President Obama’s Health Speech
As rhetoric, President Obama’s speech last night was an A+. As policy, it was the clearest description we’ve yet heard of what he really wants. As a step towards getting a bill passed…we’ll see. Here are some thoughts about what the President said.
After a summer of confusion, Obama told us what he wants health reform to look like: Everyone would be able to buy insurance at a reasonable price, regardless of health status; everyone would have to purchase coverage; government subsidies would be available to help many (though not all) of the uninsured buy coverage; and any bill would be fully funded. This is insurance restructuring, not system reform. Still, if Washington can pull it off, it would be a very impressive achievement.
The public option, at least as the left envisioned it, is a goner. Obama left no doubt that a public insurance option is just one possible solution to the technical problem of monopoly pricing in some insurance markets. If some other answer can be found, that is fine with the President. Despite what the left hoped and the right feared, Obama has no interest in a public option as the first step to a single-payer system.
He made two very carefully parsed statements that could be key to the success of health reform: “Reducing waste and inefficiency in Medicare and Medicaid will pay for most of this plan” and “I will make sure that no government…or insurance company bureaucrat gets between you and the care you need.” The last word here is critical–the care you need. Not the care you want—or the care your doctor orders. Just as Republicans are hypocritical when they simultaneously promise to protect seniors and reduce government health spending, so Obama was being more than a little disingenuous last evening. I wish pols would be upfront about the need to change the dangerous and costly “more is better” mindset that drives both providers and consumers.
Obama promised that “I will not sign a plan that adds one dime to our deficits.” Sadly, changes in the size of the projected deficit have been hopelessly devalued as a measure of fiscal responsibility in recent years. The Administration’s baseline is so bloated (by, for instance, assuming most of the Bush tax cuts will be extended forever) that a very expense health reform could meet his test and still add hundreds of billions to the federal debt. Better to use the TaxVox Rule: Compare the future gap between spending and revenues to today’s. If health care spending widens that chasm, there is a problem.
Pay no attention to Obama’s promise to cut future spending if health reform costs more than planned. The Medicare Part D law, “PAYGO,” and the old Gramm-Rudman law all included similar vows that were ignored.
I hate to be the one to break the news, but the tax on insurance companies that sell high cost plans is no different than taxing the people who buy them. If the illusion that the companies will pay the tax makes people feel better, that’s fine. But let’s not kid ourselves. Much of that tax will be passed on to workers.
Finally, a political note: Despite all the hype, speeches don’t get bills passed. Obama’s goal is to convince Congress that a health bill is now inevitable and to pick off the fence-sitters one-by-one. That's why all that pomp and ceremony last night was aimed mostly at a half-dozen swing senators.

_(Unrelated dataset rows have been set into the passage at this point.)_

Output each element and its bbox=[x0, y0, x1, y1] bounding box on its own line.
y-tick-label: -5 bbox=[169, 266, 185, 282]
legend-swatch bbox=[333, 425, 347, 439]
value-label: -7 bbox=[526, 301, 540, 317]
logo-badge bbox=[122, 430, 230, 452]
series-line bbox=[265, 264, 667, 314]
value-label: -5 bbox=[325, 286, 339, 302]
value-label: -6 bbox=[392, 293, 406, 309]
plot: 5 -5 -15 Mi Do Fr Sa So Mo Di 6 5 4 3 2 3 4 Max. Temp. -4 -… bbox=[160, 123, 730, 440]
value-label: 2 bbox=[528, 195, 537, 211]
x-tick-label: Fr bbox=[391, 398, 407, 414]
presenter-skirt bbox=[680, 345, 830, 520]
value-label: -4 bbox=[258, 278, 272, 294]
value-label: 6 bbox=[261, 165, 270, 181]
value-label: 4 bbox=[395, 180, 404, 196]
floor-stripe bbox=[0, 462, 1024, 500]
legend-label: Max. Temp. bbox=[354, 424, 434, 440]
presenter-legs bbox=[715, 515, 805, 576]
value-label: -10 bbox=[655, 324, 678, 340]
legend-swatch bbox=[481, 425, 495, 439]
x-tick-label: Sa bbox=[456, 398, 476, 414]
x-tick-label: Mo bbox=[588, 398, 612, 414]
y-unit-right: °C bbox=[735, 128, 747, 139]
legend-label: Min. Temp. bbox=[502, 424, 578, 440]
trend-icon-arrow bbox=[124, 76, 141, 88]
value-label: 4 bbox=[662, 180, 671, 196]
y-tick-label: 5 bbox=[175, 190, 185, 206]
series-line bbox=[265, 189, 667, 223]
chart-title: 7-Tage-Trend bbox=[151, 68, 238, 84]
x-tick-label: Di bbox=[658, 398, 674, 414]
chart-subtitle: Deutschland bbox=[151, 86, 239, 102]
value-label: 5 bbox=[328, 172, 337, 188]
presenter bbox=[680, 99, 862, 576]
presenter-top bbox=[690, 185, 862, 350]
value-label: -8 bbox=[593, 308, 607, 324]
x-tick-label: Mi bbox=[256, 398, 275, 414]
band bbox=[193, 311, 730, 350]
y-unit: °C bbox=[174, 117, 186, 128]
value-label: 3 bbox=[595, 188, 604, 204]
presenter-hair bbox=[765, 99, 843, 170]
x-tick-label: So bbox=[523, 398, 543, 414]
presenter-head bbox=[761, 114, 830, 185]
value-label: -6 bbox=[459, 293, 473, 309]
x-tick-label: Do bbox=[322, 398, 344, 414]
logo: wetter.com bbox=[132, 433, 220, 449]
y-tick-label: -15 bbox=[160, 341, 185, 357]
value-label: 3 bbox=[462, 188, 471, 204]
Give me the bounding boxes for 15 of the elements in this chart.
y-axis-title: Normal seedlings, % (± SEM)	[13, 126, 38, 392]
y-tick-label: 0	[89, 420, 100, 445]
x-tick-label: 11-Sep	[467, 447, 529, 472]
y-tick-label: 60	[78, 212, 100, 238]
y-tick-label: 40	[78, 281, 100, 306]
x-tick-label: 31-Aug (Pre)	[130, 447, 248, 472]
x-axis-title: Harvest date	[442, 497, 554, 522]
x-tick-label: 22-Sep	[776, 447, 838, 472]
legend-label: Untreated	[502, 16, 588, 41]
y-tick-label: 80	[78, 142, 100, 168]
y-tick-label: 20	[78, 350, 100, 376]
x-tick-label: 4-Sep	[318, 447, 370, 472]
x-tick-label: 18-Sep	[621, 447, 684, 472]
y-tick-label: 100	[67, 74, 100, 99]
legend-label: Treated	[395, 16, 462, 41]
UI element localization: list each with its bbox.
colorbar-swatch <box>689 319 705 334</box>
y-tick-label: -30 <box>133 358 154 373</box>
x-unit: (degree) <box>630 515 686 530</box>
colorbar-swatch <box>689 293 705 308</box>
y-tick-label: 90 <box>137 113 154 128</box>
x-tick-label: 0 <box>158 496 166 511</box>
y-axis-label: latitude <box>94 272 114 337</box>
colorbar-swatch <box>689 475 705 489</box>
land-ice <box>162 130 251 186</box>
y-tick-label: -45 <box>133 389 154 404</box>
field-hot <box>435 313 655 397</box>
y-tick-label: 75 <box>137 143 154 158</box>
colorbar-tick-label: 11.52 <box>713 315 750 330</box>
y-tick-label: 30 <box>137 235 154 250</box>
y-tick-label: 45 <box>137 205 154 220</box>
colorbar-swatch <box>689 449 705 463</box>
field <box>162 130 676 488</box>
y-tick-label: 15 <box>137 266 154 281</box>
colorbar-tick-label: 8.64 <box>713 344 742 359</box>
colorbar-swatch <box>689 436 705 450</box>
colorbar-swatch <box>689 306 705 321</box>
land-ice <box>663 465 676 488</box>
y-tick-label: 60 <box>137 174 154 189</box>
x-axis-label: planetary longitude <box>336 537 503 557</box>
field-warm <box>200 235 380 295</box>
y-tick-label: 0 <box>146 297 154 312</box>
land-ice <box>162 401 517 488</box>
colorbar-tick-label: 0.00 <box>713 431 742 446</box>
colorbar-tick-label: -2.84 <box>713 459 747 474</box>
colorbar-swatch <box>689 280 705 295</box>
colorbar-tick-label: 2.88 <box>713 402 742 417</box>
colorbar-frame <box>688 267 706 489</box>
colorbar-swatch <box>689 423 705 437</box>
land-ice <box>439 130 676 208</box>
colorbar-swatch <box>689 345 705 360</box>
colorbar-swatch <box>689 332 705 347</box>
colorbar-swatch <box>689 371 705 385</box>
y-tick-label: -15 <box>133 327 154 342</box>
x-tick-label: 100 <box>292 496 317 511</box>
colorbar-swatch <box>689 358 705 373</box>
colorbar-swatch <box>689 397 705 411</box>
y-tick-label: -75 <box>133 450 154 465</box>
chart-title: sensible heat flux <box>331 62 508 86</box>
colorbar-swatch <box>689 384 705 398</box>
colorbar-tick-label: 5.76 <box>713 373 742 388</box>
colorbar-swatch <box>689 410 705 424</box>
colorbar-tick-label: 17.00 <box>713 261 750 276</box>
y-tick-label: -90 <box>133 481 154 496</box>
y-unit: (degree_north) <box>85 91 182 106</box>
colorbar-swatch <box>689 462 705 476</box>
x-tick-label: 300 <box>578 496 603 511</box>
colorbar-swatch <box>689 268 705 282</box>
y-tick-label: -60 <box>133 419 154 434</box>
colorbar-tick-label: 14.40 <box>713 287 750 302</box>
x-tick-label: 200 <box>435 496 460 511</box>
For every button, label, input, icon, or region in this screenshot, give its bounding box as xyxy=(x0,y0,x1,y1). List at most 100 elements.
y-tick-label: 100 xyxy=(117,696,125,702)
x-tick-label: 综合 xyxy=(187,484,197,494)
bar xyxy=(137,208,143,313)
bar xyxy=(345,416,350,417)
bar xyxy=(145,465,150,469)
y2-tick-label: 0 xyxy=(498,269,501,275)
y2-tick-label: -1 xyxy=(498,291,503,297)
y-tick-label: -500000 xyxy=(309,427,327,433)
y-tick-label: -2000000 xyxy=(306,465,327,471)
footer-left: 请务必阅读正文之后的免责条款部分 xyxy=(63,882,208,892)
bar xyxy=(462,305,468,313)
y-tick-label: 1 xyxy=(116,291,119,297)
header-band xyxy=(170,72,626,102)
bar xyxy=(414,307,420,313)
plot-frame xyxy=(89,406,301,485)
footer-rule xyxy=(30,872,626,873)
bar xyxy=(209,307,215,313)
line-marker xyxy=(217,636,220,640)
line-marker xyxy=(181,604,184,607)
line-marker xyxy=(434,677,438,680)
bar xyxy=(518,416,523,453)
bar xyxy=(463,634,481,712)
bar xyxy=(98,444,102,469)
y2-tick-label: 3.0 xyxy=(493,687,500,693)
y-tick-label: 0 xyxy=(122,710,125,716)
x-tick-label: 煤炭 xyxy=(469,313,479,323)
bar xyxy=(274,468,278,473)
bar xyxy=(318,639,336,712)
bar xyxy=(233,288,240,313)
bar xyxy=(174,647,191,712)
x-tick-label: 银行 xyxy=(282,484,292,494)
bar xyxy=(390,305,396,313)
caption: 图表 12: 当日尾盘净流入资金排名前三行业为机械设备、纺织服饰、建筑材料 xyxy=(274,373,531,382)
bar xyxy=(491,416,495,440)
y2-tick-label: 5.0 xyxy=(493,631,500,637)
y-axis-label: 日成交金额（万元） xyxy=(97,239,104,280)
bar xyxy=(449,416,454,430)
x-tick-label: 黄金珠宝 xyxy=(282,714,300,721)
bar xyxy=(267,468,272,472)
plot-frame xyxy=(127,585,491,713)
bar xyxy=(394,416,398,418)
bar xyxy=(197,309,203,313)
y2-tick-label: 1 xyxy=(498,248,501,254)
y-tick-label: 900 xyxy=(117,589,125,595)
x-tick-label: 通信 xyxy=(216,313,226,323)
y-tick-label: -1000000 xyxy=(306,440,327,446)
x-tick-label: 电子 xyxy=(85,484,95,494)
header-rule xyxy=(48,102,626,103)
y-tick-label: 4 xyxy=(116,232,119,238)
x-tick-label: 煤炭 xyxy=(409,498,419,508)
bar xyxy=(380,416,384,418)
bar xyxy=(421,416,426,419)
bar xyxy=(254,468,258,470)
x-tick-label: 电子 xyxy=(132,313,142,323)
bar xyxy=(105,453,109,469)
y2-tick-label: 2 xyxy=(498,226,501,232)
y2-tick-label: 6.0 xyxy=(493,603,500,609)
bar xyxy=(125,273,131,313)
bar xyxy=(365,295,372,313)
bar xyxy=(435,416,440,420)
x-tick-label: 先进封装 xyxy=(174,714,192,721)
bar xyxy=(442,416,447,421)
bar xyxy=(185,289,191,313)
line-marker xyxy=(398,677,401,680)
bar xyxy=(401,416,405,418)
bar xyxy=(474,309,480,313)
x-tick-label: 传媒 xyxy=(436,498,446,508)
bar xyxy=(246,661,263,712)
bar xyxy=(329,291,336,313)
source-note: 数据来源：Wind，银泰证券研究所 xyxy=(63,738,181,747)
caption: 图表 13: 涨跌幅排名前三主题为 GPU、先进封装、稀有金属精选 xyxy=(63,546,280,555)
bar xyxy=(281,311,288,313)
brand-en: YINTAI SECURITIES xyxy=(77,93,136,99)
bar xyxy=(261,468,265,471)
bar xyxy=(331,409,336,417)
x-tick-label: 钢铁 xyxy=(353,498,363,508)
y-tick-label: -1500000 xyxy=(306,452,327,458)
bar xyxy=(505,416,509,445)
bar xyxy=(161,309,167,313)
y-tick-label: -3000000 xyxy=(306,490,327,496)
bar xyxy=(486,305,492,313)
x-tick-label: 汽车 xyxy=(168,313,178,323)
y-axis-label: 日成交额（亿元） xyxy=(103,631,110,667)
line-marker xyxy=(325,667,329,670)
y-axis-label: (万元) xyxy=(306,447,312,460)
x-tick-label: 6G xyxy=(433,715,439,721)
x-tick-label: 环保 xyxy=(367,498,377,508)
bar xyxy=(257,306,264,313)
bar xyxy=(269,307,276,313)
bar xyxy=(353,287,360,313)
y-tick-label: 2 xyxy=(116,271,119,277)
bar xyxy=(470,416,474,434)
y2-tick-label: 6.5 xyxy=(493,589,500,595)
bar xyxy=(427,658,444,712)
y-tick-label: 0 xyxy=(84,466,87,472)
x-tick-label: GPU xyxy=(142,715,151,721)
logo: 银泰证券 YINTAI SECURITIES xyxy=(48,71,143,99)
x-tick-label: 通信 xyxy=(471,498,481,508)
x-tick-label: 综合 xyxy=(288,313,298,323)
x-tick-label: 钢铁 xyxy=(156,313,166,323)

Reforming health insurance will probably lead to the insurance companies demanding some kind of governmental health care for those it would rather not insure. Right now, they simply cancel their policies so that they go bankrupt and utilize Medicaid. Without the ability to do that, they won't mean the demands of Wall Street for ever rising profit (which is why they are fighting so hard against this plan while not revealing their true concerns – which would also be bad for their stock price). Of course, about the time they request a bailout, the public may have warmed to the idea of single-payer, since they won't be able to cogently explain why we are socializing risk and privatizing profit.
As far as funding, in the long run (and maybe the short run) I expect some form of payroll tax or expanded business income tax to cover private insurance expenditures – with capped offsets for employer provided and self-employed purchases of health insurance.